Recombination is a major evolutionary force, increasing genetic diversity and permitting efficient coevolution of fungal pathogen(s) with their host(s). The ascomycete Fusarium graminearum is a devastating pathogen of cereal crops, and can contaminate food and feed with harmful mycotoxins. Previous studies have suggested a high adaptive potential of this pathogen, illustrated by an increase in pathogenicity and resistance to fungicides. In this study, we provide the first detailed picture of the crossover events occurring during meiosis and discuss the role of recombination in pathogen evolution. An experimental recombinant population (n = 88) was created and genotyped using 1306 polymorphic markers obtained from restriction site‐associated DNA sequencing (RAD‐seq) and aligned to the reference genome. The construction of a high‐density linkage map, anchoring 99% of the total length of the reference genome, allowed the identification of 1451 putative crossovers, positioned at a median resolution of 24 kb. The majority of crossovers (87.2%) occurred in a relatively small portion of the genome (30%).

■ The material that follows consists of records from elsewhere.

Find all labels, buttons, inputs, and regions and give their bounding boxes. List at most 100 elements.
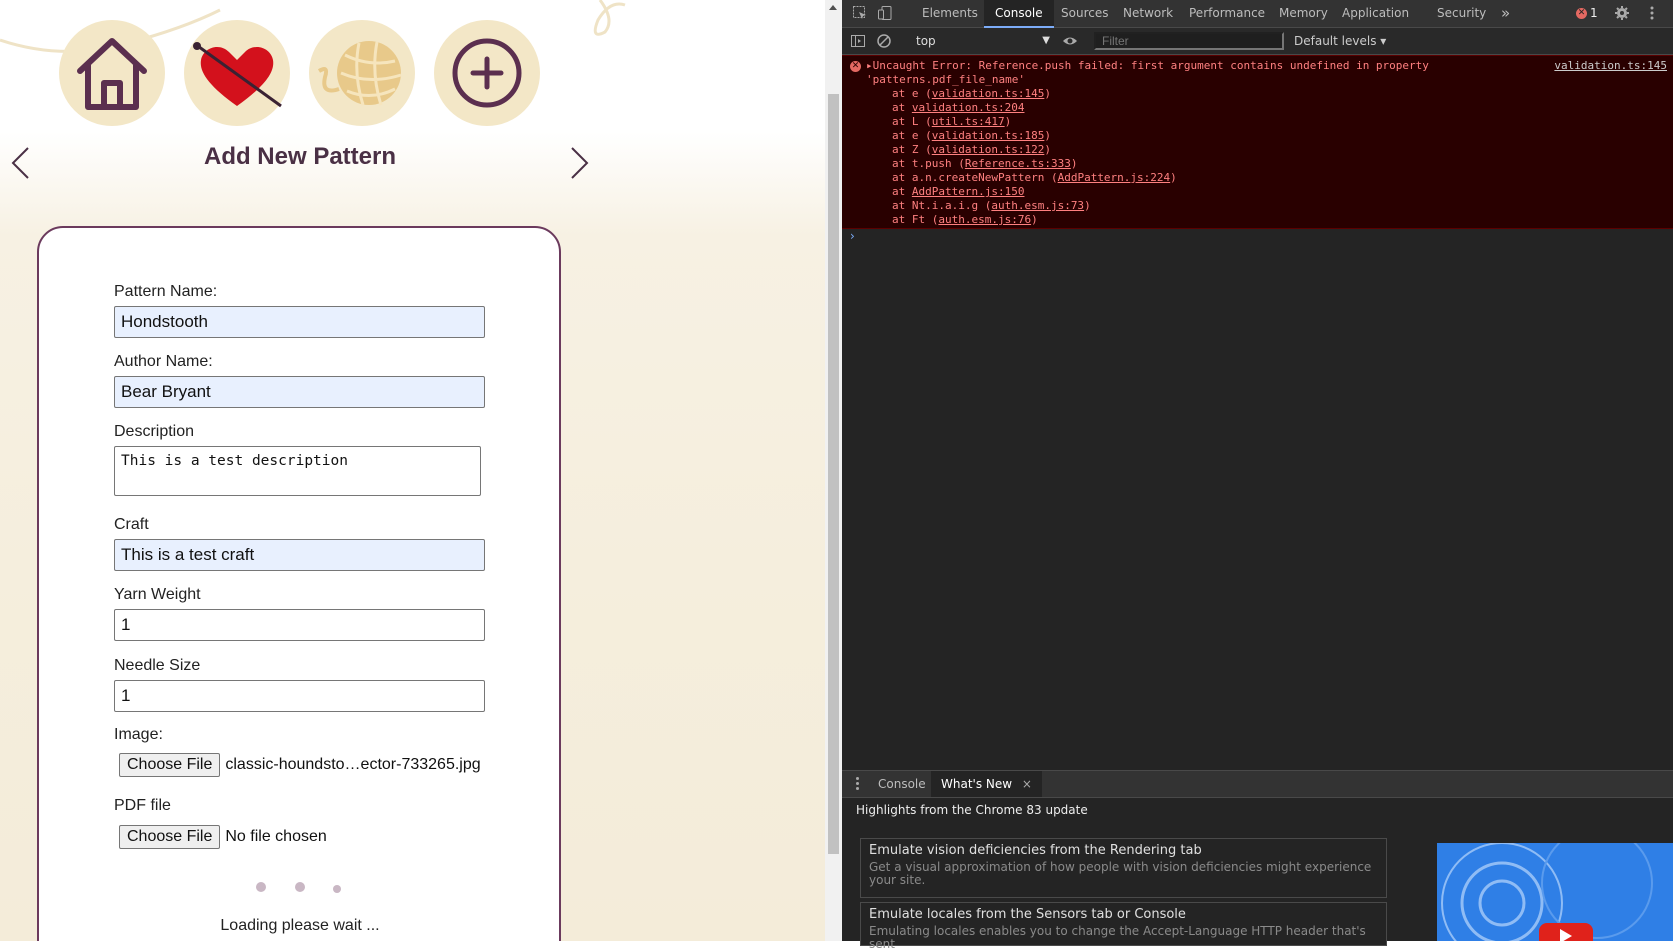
- error-source-link[interactable]: validation.ts:145: [1554, 59, 1667, 72]
- nav-add-pattern[interactable]: [434, 20, 540, 126]
- author-name-input[interactable]: [114, 376, 485, 408]
- dropdown-caret-icon: ▼: [1042, 35, 1050, 46]
- devtools-panel: Elements Console Sources Network Perform…: [842, 0, 1673, 951]
- stack-frame-link[interactable]: validation.ts:204: [912, 101, 1025, 114]
- context-select[interactable]: top ▼: [912, 32, 1054, 50]
- needle-size-input[interactable]: [114, 680, 485, 712]
- customize-menu-icon[interactable]: [1644, 5, 1660, 21]
- more-tabs-icon[interactable]: »: [1490, 0, 1521, 27]
- yarn-ball-icon: [317, 41, 402, 106]
- pdf-label: PDF file: [114, 797, 171, 814]
- loading-text: Loading please wait ...: [220, 917, 380, 934]
- tab-elements[interactable]: Elements: [911, 0, 989, 27]
- drawer-tab-bar: Console What's New ×: [842, 770, 1673, 798]
- card-title: Emulate locales from the Sensors tab or …: [869, 907, 1186, 922]
- home-icon: [77, 38, 147, 110]
- scroll-up-arrow-icon[interactable]: [829, 5, 837, 10]
- clear-console-icon[interactable]: [876, 33, 892, 49]
- stack-frame: at validation.ts:204: [892, 101, 1025, 114]
- nav-yarn[interactable]: [309, 20, 415, 126]
- pdf-file-name: No file chosen: [225, 828, 327, 845]
- tab-security[interactable]: Security: [1426, 0, 1497, 27]
- pdf-file-input: Choose File No file chosen: [119, 825, 327, 849]
- craft-input[interactable]: [114, 539, 485, 571]
- stack-frame-link[interactable]: util.ts:417: [932, 115, 1005, 128]
- drawer-tab-whats-new[interactable]: What's New ×: [931, 771, 1042, 797]
- yarn-weight-label: Yarn Weight: [114, 586, 201, 603]
- chevron-right-icon[interactable]: [566, 145, 592, 181]
- stack-frame-link[interactable]: auth.esm.js:76: [938, 213, 1031, 226]
- stack-frame-link[interactable]: AddPattern.js:150: [912, 185, 1025, 198]
- stack-frame-link[interactable]: AddPattern.js:224: [1058, 171, 1171, 184]
- drawer-tab-console[interactable]: Console: [868, 771, 936, 797]
- stack-frame: at AddPattern.js:150: [892, 185, 1025, 198]
- stack-frame-link[interactable]: validation.ts:122: [932, 143, 1045, 156]
- image-file-input: Choose File classic-houndsto…ector-73326…: [119, 753, 481, 777]
- error-text-line2: 'patterns.pdf_file_name': [866, 73, 1025, 86]
- close-drawer-tab-icon[interactable]: ×: [1022, 777, 1032, 791]
- error-icon: ✕: [850, 61, 861, 72]
- tab-network[interactable]: Network: [1112, 0, 1184, 27]
- console-error-message: ✕ ▸Uncaught Error: Reference.push failed…: [842, 55, 1673, 229]
- device-toolbar-icon[interactable]: [877, 5, 893, 21]
- devtools-tab-bar: Elements Console Sources Network Perform…: [842, 0, 1673, 28]
- page-scrollbar[interactable]: [825, 0, 842, 941]
- pdf-choose-file-button[interactable]: Choose File: [119, 825, 221, 849]
- stack-frame: at L (util.ts:417): [892, 115, 1012, 128]
- whats-new-card[interactable]: Emulate locales from the Sensors tab or …: [860, 902, 1387, 951]
- stack-frame-link[interactable]: validation.ts:145: [932, 87, 1045, 100]
- stack-frame-link[interactable]: auth.esm.js:73: [991, 199, 1084, 212]
- image-file-name: classic-houndsto…ector-733265.jpg: [225, 756, 481, 773]
- yarn-weight-input[interactable]: [114, 609, 485, 641]
- video-graphic-icon: [1441, 843, 1653, 941]
- sidebar-toggle-icon[interactable]: [850, 33, 866, 49]
- stack-frame: at e (validation.ts:145): [892, 87, 1051, 100]
- image-choose-file-button[interactable]: Choose File: [119, 753, 221, 777]
- nav-home[interactable]: [59, 20, 165, 126]
- console-prompt-chevron-icon[interactable]: ›: [850, 229, 855, 243]
- whats-new-card[interactable]: Emulate vision deficiencies from the Ren…: [860, 838, 1387, 898]
- stack-frame-link[interactable]: Reference.ts:333: [965, 157, 1071, 170]
- heart-needle-icon: [193, 42, 282, 108]
- author-name-label: Author Name:: [114, 353, 213, 370]
- craft-label: Craft: [114, 516, 149, 533]
- whats-new-video-thumbnail[interactable]: [1437, 843, 1673, 941]
- tab-console[interactable]: Console: [984, 0, 1054, 28]
- tab-performance[interactable]: Performance: [1178, 0, 1276, 27]
- error-text-line1[interactable]: ▸Uncaught Error: Reference.push failed: …: [866, 59, 1429, 73]
- stack-frame: at Nt.i.a.i.g (auth.esm.js:73): [892, 199, 1091, 212]
- tab-memory[interactable]: Memory: [1268, 0, 1339, 27]
- stack-frame: at Ft (auth.esm.js:76): [892, 213, 1038, 226]
- console-toolbar: top ▼ Default levels ▾: [842, 28, 1673, 55]
- stack-frame: at Z (validation.ts:122): [892, 143, 1051, 156]
- loading-dot: [333, 885, 341, 893]
- tab-application[interactable]: Application: [1331, 0, 1420, 27]
- scrollbar-thumb[interactable]: [828, 94, 839, 854]
- needle-size-label: Needle Size: [114, 657, 201, 674]
- card-title: Emulate vision deficiencies from the Ren…: [869, 843, 1202, 858]
- stack-frame: at t.push (Reference.ts:333): [892, 157, 1078, 170]
- card-description: Emulating locales enables you to change …: [869, 924, 1366, 951]
- add-circle-icon: [452, 38, 522, 108]
- error-count-badge[interactable]: ✕ 1: [1576, 6, 1598, 20]
- pattern-name-input[interactable]: [114, 306, 485, 338]
- inspect-element-icon[interactable]: [852, 5, 868, 21]
- settings-gear-icon[interactable]: [1614, 5, 1630, 21]
- loading-dot: [295, 882, 305, 892]
- pattern-name-label: Pattern Name:: [114, 283, 218, 300]
- description-textarea[interactable]: This is a test description: [114, 446, 481, 496]
- drawer-menu-icon[interactable]: [856, 777, 859, 792]
- nav-favorites[interactable]: [184, 20, 290, 126]
- tab-sources[interactable]: Sources: [1050, 0, 1119, 27]
- console-filter-input[interactable]: [1094, 32, 1284, 50]
- log-levels-dropdown[interactable]: Default levels ▾: [1294, 32, 1386, 50]
- page-title: Add New Pattern: [203, 143, 397, 170]
- live-expression-eye-icon[interactable]: [1062, 33, 1078, 49]
- stack-frame-link[interactable]: validation.ts:185: [932, 129, 1045, 142]
- chevron-left-icon[interactable]: [8, 145, 34, 181]
- stack-frame: at a.n.createNewPattern (AddPattern.js:2…: [892, 171, 1177, 184]
- whats-new-header: Highlights from the Chrome 83 update: [856, 803, 1088, 817]
- image-label: Image:: [114, 726, 163, 743]
- error-icon: ✕: [1576, 7, 1587, 19]
- loading-dot: [256, 882, 266, 892]
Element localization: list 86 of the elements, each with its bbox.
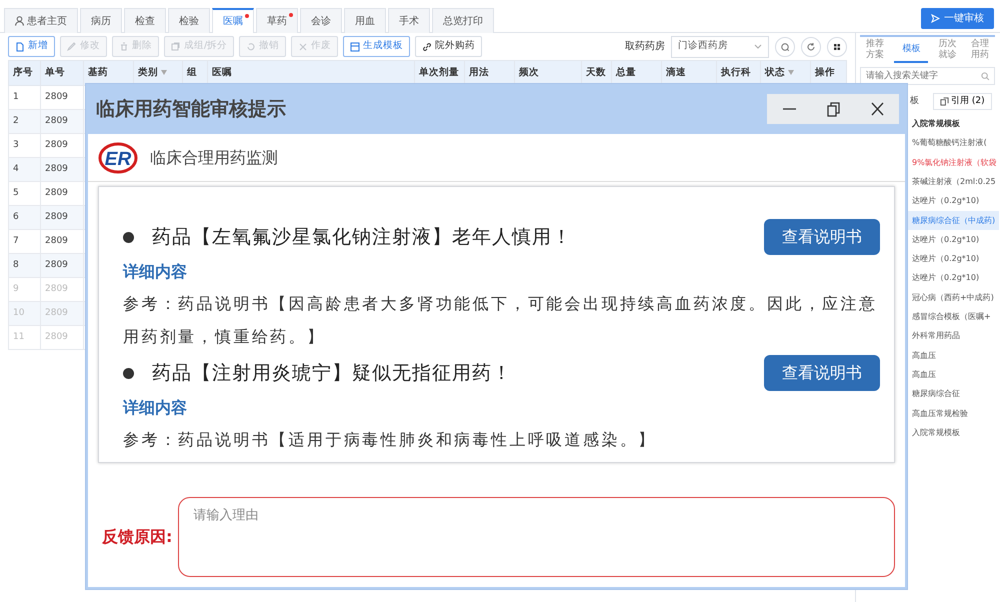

All chromosomes demonstrated recombination‐active sections, which had a near 15‐fold higher crossover rate than non‐active recombinant sections. The recombination rate showed a strong positive correlation with nucleotide diversity, and recombination‐active regions were enriched for genes with a putative role in host–pathogen interaction, as well as putative diversifying genes. Our results confirm the preliminary analysis observed in other F. graminearum strains and suggest a conserved ‘two‐speed’ recombination landscape. The consequences with regard to the evolutionary potential of this major fungal pathogen are also discussed.